The first emblem Watford have been unofficially associated with is in fact the coat of arms of Watford Borough Council. The wavy blue and white lines are intended to represent the River Colne and its banks. The gold escallops were taken from the arms of the Earl of Clarendon, Watford’s first Mayor. The fasces or bundle of rods with an axe in the centre denote magisterial authority and the Roman station said to have been at Watford. The gold cross on blue is from the arms of St. Albans, the greater part of Watford having at one time belonged to the Abbey of St. Albans. The harts represents Hertfordshire. The motto is Audentior and means “Bolder”.
1957 saw the arrival of a blue shield, in it a hart and the initials WFC. It was never worn on shirts and eventually replaced by a simplified design, again with the club’s initials, coinciding with the introduction of the gold shirts in 1959. A hornet appears in a badge in 1968, displayed with pride by the likes of Duncan Welbourne, Stewart Scullion and Tom Walley.

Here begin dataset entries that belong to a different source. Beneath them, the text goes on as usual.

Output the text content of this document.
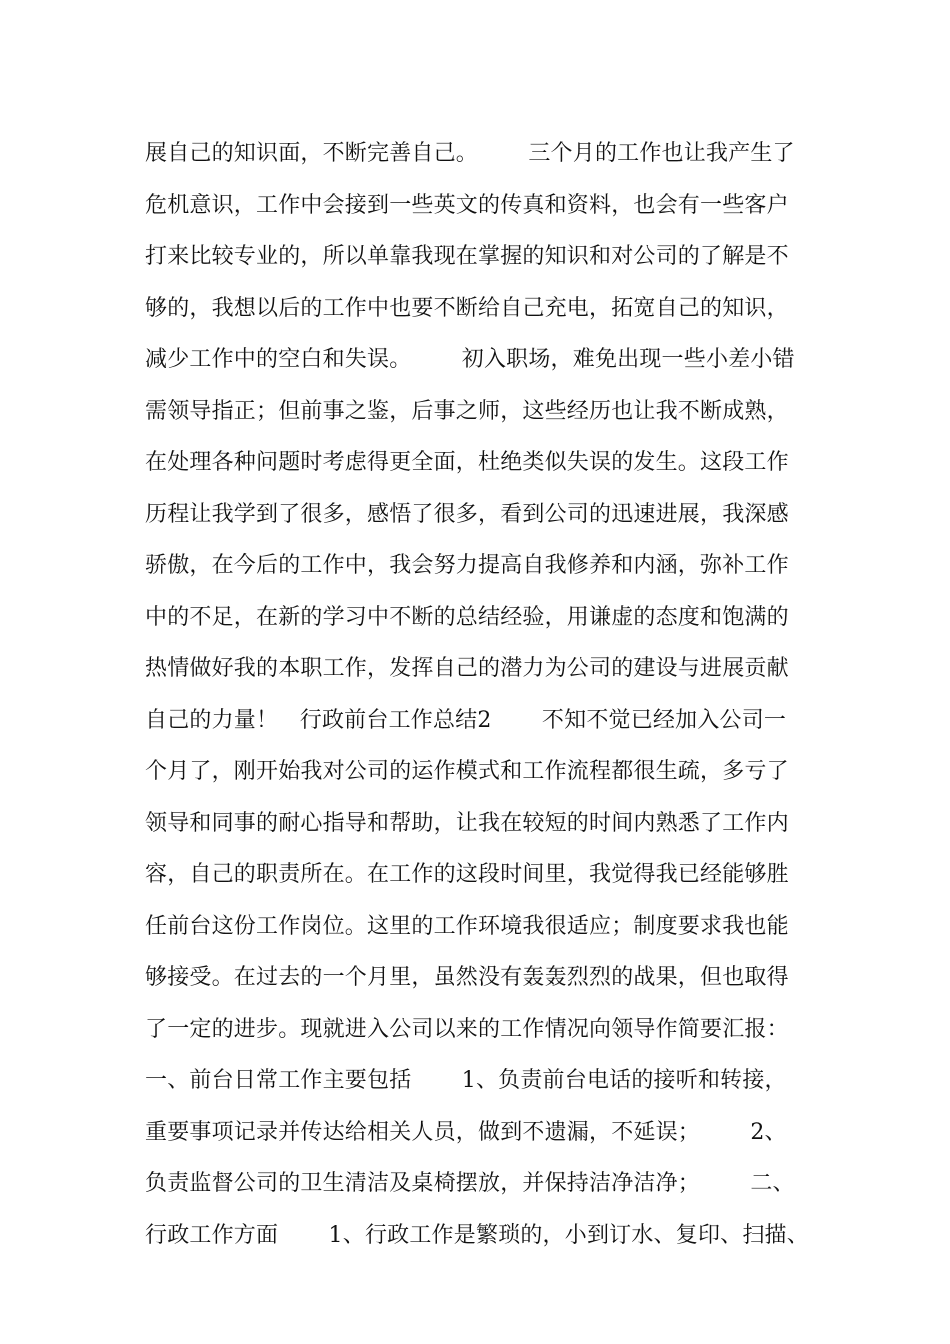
展自己的知识面，不断完善自己。       三个月的工作也让我产生了
危机意识，工作中会接到一些英文的传真和资料，也会有一些客户
打来比较专业的，所以单靠我现在掌握的知识和对公司的了解是不
够的，我想以后的工作中也要不断给自己充电，拓宽自己的知识，
减少工作中的空白和失误。       初入职场，难免出现一些小差小错
需领导指正；但前事之鉴，后事之师，这些经历也让我不断成熟，
在处理各种问题时考虑得更全面，杜绝类似失误的发生。这段工作
历程让我学到了很多，感悟了很多，看到公司的迅速进展，我深感
骄傲，在今后的工作中，我会努力提高自我修养和内涵，弥补工作
中的不足，在新的学习中不断的总结经验，用谦虚的态度和饱满的
热情做好我的本职工作，发挥自己的潜力为公司的建设与进展贡献
自己的力量！   行政前台工作总结2       不知不觉已经加入公司一
个月了，刚开始我对公司的运作模式和工作流程都很生疏，多亏了
领导和同事的耐心指导和帮助，让我在较短的时间内熟悉了工作内
容，自己的职责所在。在工作的这段时间里，我觉得我已经能够胜
任前台这份工作岗位。这里的工作环境我很适应；制度要求我也能
够接受。在过去的一个月里，虽然没有轰轰烈烈的战果，但也取得
了一定的进步。现就进入公司以来的工作情况向领导作简要汇报：
一、前台日常工作主要包括       1、负责前台电话的接听和转接，
重要事项记录并传达给相关人员，做到不遗漏，不延误；       2、
负责监督公司的卫生清洁及桌椅摆放，并保持洁净洁净；       二、
行政工作方面       1、行政工作是繁琐的，小到订水、复印、扫描、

Watford’s current crest came to the scene around 1977 and shows a red hart on a black and yellow shield. A hart also appears in Hertfordshire’s arms, based on those of the borough of Hertford, in turn inspired by an ancient seal, which earliest surviving documentary dates back to 731 AD. This seal bears a hart standing in water, in the background a tree and a castle with three domed towers. They formed part of the arms of the family De Clare, by whom the Earldom of Hertford was held in the twelfth century. We feel that every player who proudly wears Watford’s unique colours should know this. Don’t you?